1. Start a new blog, making sure to engage the Google Ad-Sense feature.

2. Pretend to be whore.

3. Write up brief daily adventures about your Johns.

4. Watch the comments pile in and your Ad-Sense revenues skyrocket.

Better yet, make it a group blog. Each of your friends could pretend to be a different type of whore -- maybe each one with a special fetish and/or personality. Get yourself four or five entries per day. (That's BLOG entries, you sickos. But, yeah, you're thinking along the right lines.) It doesn't matter that it's all BS; in fact, the more fictional and outrageous you make it, the better. Sex sells; that's marketing 101.

Aside from reinventing myself as a street whore, I've decided that there are some basic improvements I could make to boost readership, such as (1) actually writing things that are interesting from time to time; (2) transitioning to soundbite-style entries instead of quirky long-form pseudo-rants; and (3) upping the general frequency of my posts.

But, maybe I am kicking around that whore idea.

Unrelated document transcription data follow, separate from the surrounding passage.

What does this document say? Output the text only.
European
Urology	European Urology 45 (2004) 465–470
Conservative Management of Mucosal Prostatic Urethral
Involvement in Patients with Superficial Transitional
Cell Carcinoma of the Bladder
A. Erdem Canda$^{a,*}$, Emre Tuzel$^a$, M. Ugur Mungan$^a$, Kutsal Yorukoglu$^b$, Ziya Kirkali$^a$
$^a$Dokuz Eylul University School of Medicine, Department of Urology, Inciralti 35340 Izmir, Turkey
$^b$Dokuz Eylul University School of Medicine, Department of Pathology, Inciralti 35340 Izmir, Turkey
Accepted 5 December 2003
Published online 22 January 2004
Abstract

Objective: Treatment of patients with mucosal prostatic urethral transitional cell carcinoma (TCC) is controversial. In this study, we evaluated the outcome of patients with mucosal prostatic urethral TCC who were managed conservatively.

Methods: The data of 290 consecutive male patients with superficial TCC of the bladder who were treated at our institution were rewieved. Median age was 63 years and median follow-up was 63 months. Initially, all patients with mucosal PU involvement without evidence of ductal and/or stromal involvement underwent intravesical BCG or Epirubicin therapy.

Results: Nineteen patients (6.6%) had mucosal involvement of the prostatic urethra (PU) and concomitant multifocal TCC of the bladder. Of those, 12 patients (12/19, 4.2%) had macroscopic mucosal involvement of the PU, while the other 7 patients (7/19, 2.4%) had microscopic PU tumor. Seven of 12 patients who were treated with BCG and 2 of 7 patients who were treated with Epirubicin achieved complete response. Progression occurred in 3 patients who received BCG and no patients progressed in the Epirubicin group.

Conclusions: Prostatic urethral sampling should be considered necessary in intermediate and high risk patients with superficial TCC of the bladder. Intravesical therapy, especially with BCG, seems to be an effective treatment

Or, hey, how about this: I'm not a whore per se -- I'm just some bookkeeper or maintenance man or something at the whore house? That might be interesting ... While a triple-X blog would no doubt rake in the page views, you'd nonetheless alienate a vast middle-ground audience -- those who're looking to be a little naughty, but not quite vulgar. I think maybe I'm onto something ... This tenderloin maintenance guy thing might work because you could be suggestive up to a point without going into the nitty gritty -- which, in many folks' minds, would be even more provocative.

I dunno ... I'll give the matter some thought. Did I actually have an opinion in this installment? I'm not sure.

Original Comments

Below, are the original comments on this post. Additional comments may be made via Facebook, below.

On March 21, 2007, Dragon Laugh wrote:

Another idea might be to pretend you live across the street from a cathouse, and describe the daily goings-on as seen from your porch; the people, the way they dress, how the whores addressthem and how they address the whores, etc. What could make it even more fun would be to have your made-up personality be a much older person who reminisces about thing sin their past, memories triggered by cetrain happenings in front of the cathouse. The memories would all be perfectly PG, of course, not of a questionable nature whatsoever, which would only serve to make the whole thing even more entertaining.